Censorship is Great!
Critical thinking and the lessons of compassion and empathy: Bad!
I fear for our future.
When I was a kid we read books like “Huckleberry Finn” and “To Kill a Mockingbird” to learn about humanity, and books that mentioned $#x were banned. Now kids are encouraged to have $#x in various and sundry ways while anything about humanity is banned.
Agreed. And in doing so, the best of humanity is fading away
I’ll take the liberty of pasting here a biting response Ms Lee shot across the bow of a contemporary school board that has similarly banned her very ANTI-racist book:
Editor, The News Leader:
Recently I have received echoes down this way of the Hanover County School Board’s activities, and what I’ve heard makes me wonder if any of its members can read.
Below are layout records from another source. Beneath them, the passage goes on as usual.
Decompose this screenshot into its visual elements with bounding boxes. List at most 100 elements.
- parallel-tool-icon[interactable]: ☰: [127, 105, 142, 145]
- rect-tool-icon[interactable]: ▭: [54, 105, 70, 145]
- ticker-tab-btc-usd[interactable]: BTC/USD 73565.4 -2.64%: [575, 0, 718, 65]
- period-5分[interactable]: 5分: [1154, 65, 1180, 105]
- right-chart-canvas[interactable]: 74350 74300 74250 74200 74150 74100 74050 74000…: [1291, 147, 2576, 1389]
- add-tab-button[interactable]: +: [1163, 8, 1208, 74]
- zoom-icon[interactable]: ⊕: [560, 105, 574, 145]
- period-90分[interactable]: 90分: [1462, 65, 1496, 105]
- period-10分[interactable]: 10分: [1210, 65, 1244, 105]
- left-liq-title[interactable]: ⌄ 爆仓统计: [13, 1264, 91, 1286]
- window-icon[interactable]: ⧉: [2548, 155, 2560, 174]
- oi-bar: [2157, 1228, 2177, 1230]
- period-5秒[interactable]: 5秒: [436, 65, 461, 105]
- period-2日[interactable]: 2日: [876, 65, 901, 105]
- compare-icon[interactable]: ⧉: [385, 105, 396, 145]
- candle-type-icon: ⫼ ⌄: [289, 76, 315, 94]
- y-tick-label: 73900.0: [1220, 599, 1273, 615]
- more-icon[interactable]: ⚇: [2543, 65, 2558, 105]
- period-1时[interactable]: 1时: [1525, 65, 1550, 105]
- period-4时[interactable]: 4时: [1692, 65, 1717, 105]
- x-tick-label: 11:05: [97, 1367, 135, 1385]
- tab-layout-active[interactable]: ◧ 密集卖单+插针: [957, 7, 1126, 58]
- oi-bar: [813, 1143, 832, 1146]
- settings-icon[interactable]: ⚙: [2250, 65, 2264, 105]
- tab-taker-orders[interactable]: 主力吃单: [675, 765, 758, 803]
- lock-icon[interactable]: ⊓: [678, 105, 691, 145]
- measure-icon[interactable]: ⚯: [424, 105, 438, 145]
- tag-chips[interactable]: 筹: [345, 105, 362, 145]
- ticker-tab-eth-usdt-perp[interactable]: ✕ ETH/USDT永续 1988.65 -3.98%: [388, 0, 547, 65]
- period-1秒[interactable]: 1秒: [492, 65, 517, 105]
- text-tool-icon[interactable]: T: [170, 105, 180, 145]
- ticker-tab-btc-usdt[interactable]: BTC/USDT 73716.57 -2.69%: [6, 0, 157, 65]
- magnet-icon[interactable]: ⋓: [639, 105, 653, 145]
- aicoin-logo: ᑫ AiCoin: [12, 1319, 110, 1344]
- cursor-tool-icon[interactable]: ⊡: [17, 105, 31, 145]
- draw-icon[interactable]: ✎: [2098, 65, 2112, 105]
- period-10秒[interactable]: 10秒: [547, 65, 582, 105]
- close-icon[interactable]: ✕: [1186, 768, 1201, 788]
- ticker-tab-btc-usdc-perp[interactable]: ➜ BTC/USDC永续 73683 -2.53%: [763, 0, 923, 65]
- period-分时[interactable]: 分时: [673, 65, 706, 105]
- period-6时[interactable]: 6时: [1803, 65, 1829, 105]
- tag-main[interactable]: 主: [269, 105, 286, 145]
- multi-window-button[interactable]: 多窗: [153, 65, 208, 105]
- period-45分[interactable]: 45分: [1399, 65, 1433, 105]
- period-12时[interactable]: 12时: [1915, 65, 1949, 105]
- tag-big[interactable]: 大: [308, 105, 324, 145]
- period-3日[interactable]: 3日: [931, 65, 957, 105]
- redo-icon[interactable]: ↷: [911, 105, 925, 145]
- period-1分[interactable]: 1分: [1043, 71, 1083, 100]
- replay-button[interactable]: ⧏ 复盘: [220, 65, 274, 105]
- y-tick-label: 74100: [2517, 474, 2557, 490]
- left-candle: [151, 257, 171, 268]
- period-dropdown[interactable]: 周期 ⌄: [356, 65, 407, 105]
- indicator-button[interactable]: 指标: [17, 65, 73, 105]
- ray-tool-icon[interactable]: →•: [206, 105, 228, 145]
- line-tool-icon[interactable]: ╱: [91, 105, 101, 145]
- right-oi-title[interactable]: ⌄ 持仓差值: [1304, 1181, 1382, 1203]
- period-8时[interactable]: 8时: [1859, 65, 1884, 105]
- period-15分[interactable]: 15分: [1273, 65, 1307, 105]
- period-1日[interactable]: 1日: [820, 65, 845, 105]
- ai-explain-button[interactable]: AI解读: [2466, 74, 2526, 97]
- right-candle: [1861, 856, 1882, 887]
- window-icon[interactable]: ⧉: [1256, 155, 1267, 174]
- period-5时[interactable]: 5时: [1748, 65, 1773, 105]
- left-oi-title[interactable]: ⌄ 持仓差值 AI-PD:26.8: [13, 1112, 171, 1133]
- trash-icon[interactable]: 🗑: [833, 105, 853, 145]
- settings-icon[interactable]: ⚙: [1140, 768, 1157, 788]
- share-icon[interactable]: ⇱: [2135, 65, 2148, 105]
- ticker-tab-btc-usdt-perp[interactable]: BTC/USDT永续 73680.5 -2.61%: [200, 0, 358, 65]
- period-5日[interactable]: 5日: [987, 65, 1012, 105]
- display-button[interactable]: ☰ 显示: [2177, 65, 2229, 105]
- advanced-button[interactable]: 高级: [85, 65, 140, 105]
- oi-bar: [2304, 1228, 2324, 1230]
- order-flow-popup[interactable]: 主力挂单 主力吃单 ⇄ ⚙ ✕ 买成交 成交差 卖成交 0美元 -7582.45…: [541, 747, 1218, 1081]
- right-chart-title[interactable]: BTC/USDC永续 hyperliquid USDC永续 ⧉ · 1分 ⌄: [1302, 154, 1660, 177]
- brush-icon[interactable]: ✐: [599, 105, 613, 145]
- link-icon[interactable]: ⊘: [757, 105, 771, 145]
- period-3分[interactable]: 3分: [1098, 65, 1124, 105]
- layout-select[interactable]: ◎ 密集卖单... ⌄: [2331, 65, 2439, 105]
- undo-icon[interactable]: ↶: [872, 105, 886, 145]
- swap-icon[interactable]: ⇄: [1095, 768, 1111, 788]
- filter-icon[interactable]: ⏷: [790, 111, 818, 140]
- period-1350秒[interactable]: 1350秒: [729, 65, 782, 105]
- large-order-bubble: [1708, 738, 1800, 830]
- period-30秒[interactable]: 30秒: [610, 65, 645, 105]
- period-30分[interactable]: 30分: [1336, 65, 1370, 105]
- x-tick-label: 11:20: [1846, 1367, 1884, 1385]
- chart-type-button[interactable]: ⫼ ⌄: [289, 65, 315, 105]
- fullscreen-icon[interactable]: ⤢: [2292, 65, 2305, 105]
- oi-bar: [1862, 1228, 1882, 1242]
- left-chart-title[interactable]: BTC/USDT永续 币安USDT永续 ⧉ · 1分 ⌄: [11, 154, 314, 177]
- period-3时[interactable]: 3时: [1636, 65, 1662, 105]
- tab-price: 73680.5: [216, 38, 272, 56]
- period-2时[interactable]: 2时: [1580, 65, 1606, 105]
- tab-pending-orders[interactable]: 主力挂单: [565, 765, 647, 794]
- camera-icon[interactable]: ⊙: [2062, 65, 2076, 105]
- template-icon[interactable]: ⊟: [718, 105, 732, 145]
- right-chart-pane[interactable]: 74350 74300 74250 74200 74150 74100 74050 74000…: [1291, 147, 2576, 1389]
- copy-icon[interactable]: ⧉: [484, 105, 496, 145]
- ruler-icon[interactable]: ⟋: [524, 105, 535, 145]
Surely it is plain to the simplest intelligence that “To Kill a Mockingbird” spells out in words of seldom more than two syllables a code of honor and conduct, Christian in its ethic, that is the heritage of all Southerners. To hear that the novel is “immoral” has made me count the years between now and 1984, for I have yet to come across a better example of doublethink.
I feel, however, that the problem is one of illiteracy, not Marxism. Therefore I enclose a small contribution to the Beadle Bumble Fund that I hope will be used to enroll the Hanover County School Board in any first grade of its choice.
Harper Lee
—
These current “betters” than we, the great unwashed peasant masses, could use a similar “education” of the First Grade order.
Yes, her letter was brilliant and just as applicable today as it was 6 years after her book was published!